U.S. Customs and Border Protection records show that federal officers closed multiple art and antiquities enforcement cases at New York ports in 2025, including detentions of Roman- and Islamic-era coins, with several cases later transferred to other authorities, according to a document released to Urgent Matter under the Freedom of Information Act.

The records offer a rare glimpse into how artworks and cultural objects surface at U.S. ports of entry — activity that typically remains out of public view unless it results in criminal charges, civil forfeiture actions or high-profile repatriations.

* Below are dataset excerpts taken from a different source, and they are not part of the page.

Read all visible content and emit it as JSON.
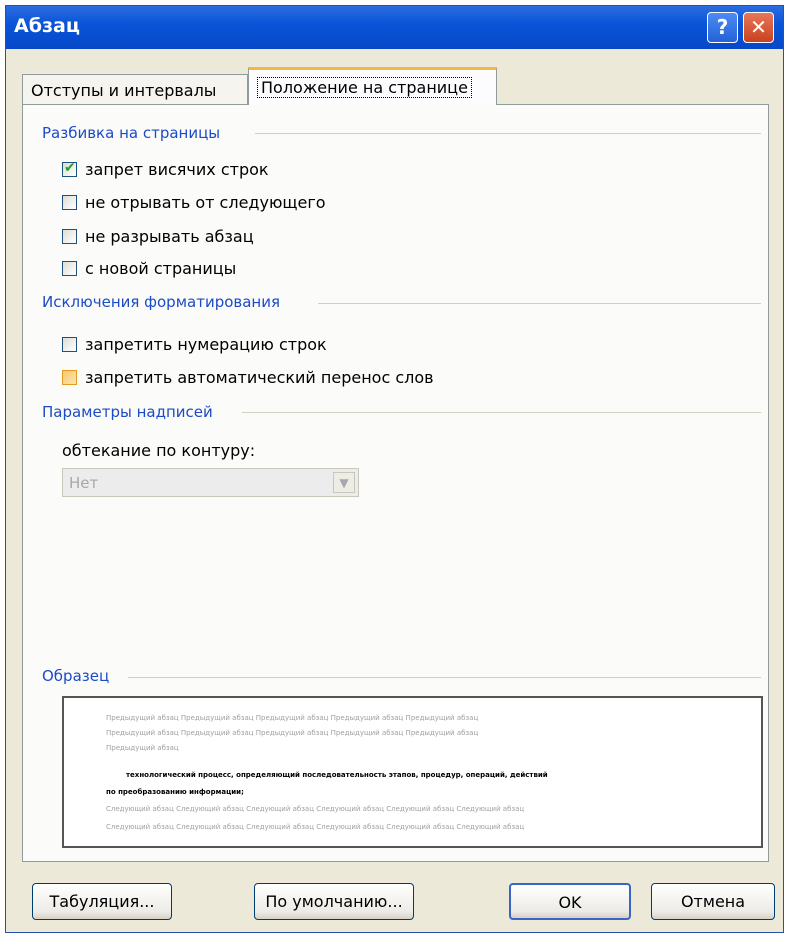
{
  "window": {
    "title": "Абзац"
  },
  "titlebar": {
    "help_glyph": "?",
    "close_glyph": "✕"
  },
  "tabs": [
    {
      "label": "Отступы и интервалы",
      "active": false
    },
    {
      "label": "Положение на странице",
      "active": true
    }
  ],
  "pagination": {
    "header": "Разбивка на страницы",
    "options": [
      {
        "label": "запрет висячих строк",
        "checked": true
      },
      {
        "label": "не отрывать от следующего",
        "checked": false
      },
      {
        "label": "не разрывать абзац",
        "checked": false
      },
      {
        "label": "с новой страницы",
        "checked": false
      }
    ]
  },
  "formatting_exceptions": {
    "header": "Исключения форматирования",
    "options": [
      {
        "label": "запретить нумерацию строк",
        "checked": false
      },
      {
        "label": "запретить автоматический перенос слов",
        "checked": false
      }
    ]
  },
  "textbox_options": {
    "header": "Параметры надписей",
    "wrap_label": "обтекание по контуру:",
    "wrap_value": "Нет"
  },
  "preview": {
    "header": "Образец",
    "prev_line1": "Предыдущий абзац Предыдущий абзац Предыдущий абзац Предыдущий абзац Предыдущий абзац",
    "prev_line2": "Предыдущий абзац Предыдущий абзац Предыдущий абзац Предыдущий абзац Предыдущий абзац",
    "prev_line3": "Предыдущий абзац",
    "main_line1": "технологический процесс, определяющий последовательность этапов, процедур, операций, действий",
    "main_line2": "по преобразованию информации;",
    "next_line1": "Следующий абзац Следующий абзац Следующий абзац Следующий абзац Следующий абзац Следующий абзац",
    "next_line2": "Следующий абзац Следующий абзац Следующий абзац Следующий абзац Следующий абзац Следующий абзац"
  },
  "buttons": {
    "tabs": "Табуляция...",
    "default": "По умолчанию...",
    "ok": "OK",
    "cancel": "Отмена"
  }
}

The FOIA request sought records of closed customs enforcement cases in 2025 involving artworks, antiquities or cultural property. Cases that remain open were not requested to avoid interfering with active investigations.

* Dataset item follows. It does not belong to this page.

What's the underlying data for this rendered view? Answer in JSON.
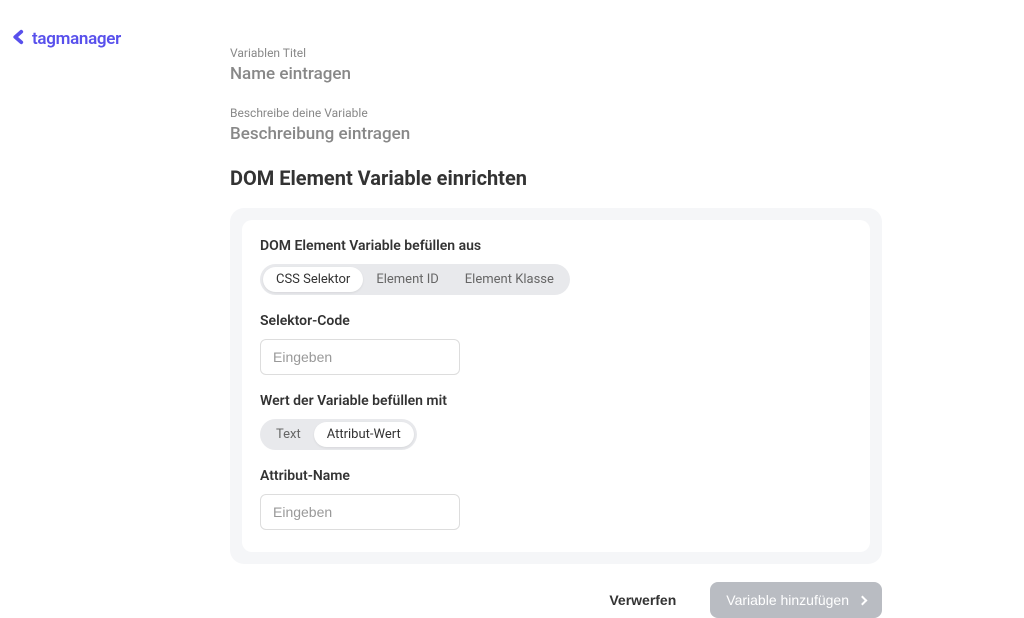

CBP returned a spreadsheet that showed a total of six closed cases handled by its Office of Field Operations at the New York Field Office. Fields including information on the alleged violators and the recipient agencies for transferred items were redacted under FOIA exemptions protecting personal privacy and law-enforcement methods.

It lists three seizures on June 26, which appear to be the most significant of the six documented.

The first of those seizures was of 405 tetradrachms from the Roman Empire, dated to between 250 A.D. and 300 A.D. in an era of economic instability sometimes called the “Crisis of the Third Century.” The ancient coins were made of potin, a low-value metal alloy, and were recorded as collectively worth about $1,000.

CBP officials also seized 72 silver dirhams from Islamic dynasties, dated between 1200 and 1500 A.D. They were described as collectively worth about $700.

And officials seized three bronze dichalkon coins from the Ptolemaic Kingdom of Egypt, dating to roughly 300–100 B.C., valued at $60.